Ernesto Mané teve uma vida acadêmica exemplar: tornou-se doutor em física nuclear pela Universidade de Manchester, no Reino Unido, e ingressou em um pós-doutorado no Canadá, esforços seguidos por anos de estudo e preparação para o concurso do Itamaraty, no qual passou e então assumiu a profissão de diplomata, no ano de 2014. Mané é também reconhecido pelo Mipad (Most Influential People of African Descent) como um dos 100 afrodescendentes mais influentes do mundo com menos de 40 anos e hoje trabalha na embaixada do Brasil em Buenos Aires, na Argentina.

Rodando pelo mundo em função de sua carreira, Mané demorou para conhecer aquele que seria o local de maior relevância para sua própria história: Guiné-Bissau, país africano de onde veio seu pai e toda a família paterna. Ausente durante parte da infância e toda a adolescência de Ernesto, seu pai se afastou da família e levou consigo as possibilidades de conexão dos filhos com suas heranças africanas.

Antes do início, de Ernesto Mané
Antes do início, de Ernesto ManéTinta-da-China Brasil/Reprodução

Decidido a apagar a distância criada pelas circunstâncias de sua criação, Mané embarcou para Guiné-Bissau em 2010, viagem da qual sairiam manuscritos e relatos que, em 2025, formariam seu livro de estreia, Antes do Início, publicado pela Tinta-da-China Brasil.

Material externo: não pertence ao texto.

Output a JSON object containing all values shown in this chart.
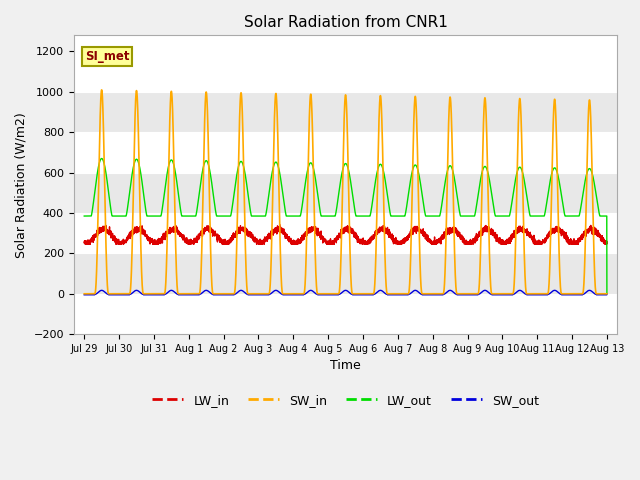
{
  "title": "Solar Radiation from CNR1",
  "xlabel": "Time",
  "ylabel": "Solar Radiation (W/m2)",
  "ylim": [
    -200,
    1280
  ],
  "yticks": [
    -200,
    0,
    200,
    400,
    600,
    800,
    1000,
    1200
  ],
  "xlim_days": [
    -0.3,
    15.3
  ],
  "annotation_text": "SI_met",
  "line_colors": {
    "LW_in": "#dd0000",
    "SW_in": "#ffaa00",
    "LW_out": "#00dd00",
    "SW_out": "#0000dd"
  },
  "n_days": 15,
  "samples_per_day": 288,
  "LW_in_base": 285,
  "LW_in_amp": 35,
  "SW_in_peak_early": 1010,
  "SW_in_peak_late": 960,
  "LW_out_base": 385,
  "LW_out_peak_early": 670,
  "LW_out_peak_late": 620,
  "SW_out_peak": 20,
  "xtick_labels": [
    "Jul 29",
    "Jul 30",
    "Jul 31",
    "Aug 1",
    "Aug 2",
    "Aug 3",
    "Aug 4",
    "Aug 5",
    "Aug 6",
    "Aug 7",
    "Aug 8",
    "Aug 9",
    "Aug 10",
    "Aug 11",
    "Aug 12",
    "Aug 13"
  ],
  "band_colors": [
    "#ffffff",
    "#e8e8e8"
  ]
}
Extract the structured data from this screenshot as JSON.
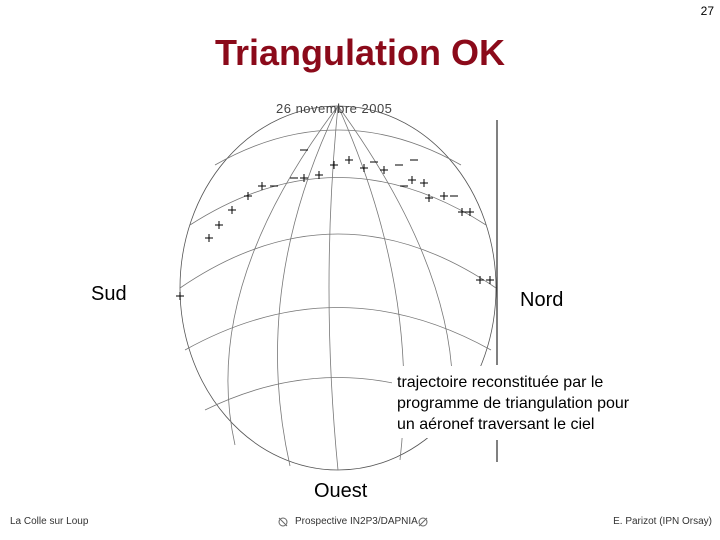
{
  "slide": {
    "page_number": "27",
    "title": "Triangulation OK",
    "figure": {
      "caption": "26 novembre 2005",
      "left_label": "Sud",
      "right_label": "Nord",
      "bottom_label": "Ouest"
    },
    "annotation": [
      "trajectoire reconstituée par le",
      "programme de triangulation pour",
      "un aéronef traversant le ciel"
    ],
    "footer": {
      "left": "La Colle sur Loup",
      "center": "Prospective IN2P3/DAPNIA",
      "right": "E. Parizot (IPN Orsay)"
    }
  }
}
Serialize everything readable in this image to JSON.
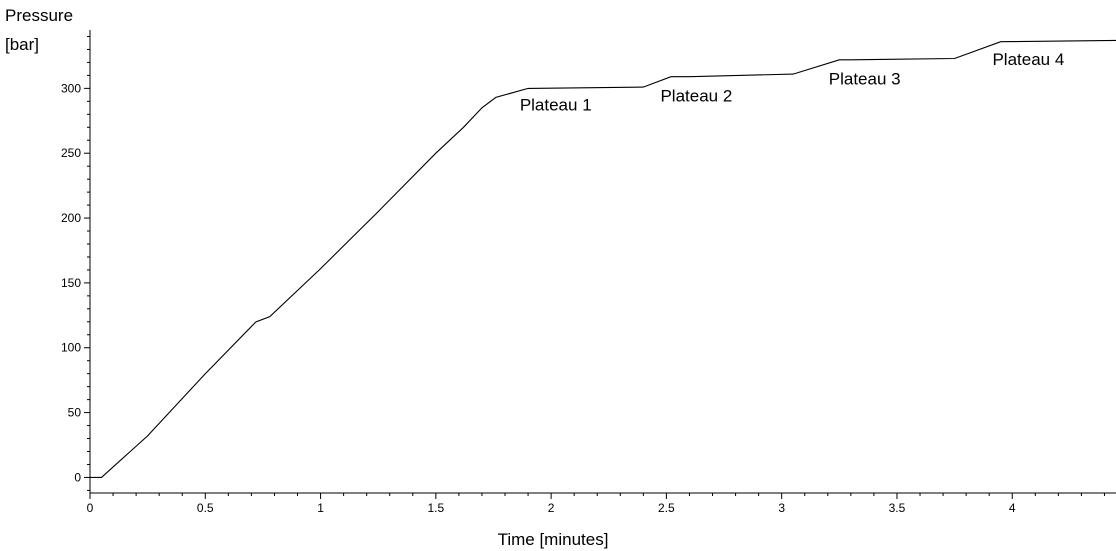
{
  "chart_data": {
    "type": "line",
    "title": "",
    "xlabel": "Time [minutes]",
    "ylabel_lines": [
      "Pressure",
      "[bar]"
    ],
    "xlim": [
      0,
      4.45
    ],
    "ylim": [
      -12,
      345
    ],
    "x_ticks": [
      0,
      0.5,
      1,
      1.5,
      2,
      2.5,
      3,
      3.5,
      4
    ],
    "x_tick_labels": [
      "0",
      "0.5",
      "1",
      "1.5",
      "2",
      "2.5",
      "3",
      "3.5",
      "4"
    ],
    "y_ticks": [
      0,
      50,
      100,
      150,
      200,
      250,
      300
    ],
    "y_tick_labels": [
      "0",
      "50",
      "100",
      "150",
      "200",
      "250",
      "300"
    ],
    "grid": false,
    "series": [
      {
        "x": [
          0,
          0.05,
          0.25,
          0.5,
          0.72,
          0.78,
          1.0,
          1.25,
          1.5,
          1.62,
          1.7,
          1.76,
          1.9,
          2.4,
          2.52,
          2.6,
          3.05,
          3.25,
          3.3,
          3.75,
          3.95,
          4.45
        ],
        "y": [
          0,
          0,
          32,
          80,
          120,
          124,
          161,
          205,
          250,
          270,
          285,
          293,
          300,
          301,
          309,
          309,
          311,
          322,
          322,
          323,
          336,
          337
        ]
      }
    ],
    "annotations": [
      {
        "text": "Plateau 1",
        "x": 2.02,
        "y": 283
      },
      {
        "text": "Plateau 2",
        "x": 2.63,
        "y": 290
      },
      {
        "text": "Plateau 3",
        "x": 3.36,
        "y": 303
      },
      {
        "text": "Plateau 4",
        "x": 4.07,
        "y": 318
      }
    ]
  }
}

Resultou da visita um processo de reflexão sobre a própria trajetória do pai,  que veio ao Brasil pouco depois da independência guineense, e uma análise sobre o lugar do negro na sociedade. O início das coisas, como narra Ernesto, foi seu objeto de estudo durante boa parte da vida adulta — enquanto isso, desconhecia seus próprios pontos de partida: de onde vinha a etnia da própria família ou como seus antepassados viveram.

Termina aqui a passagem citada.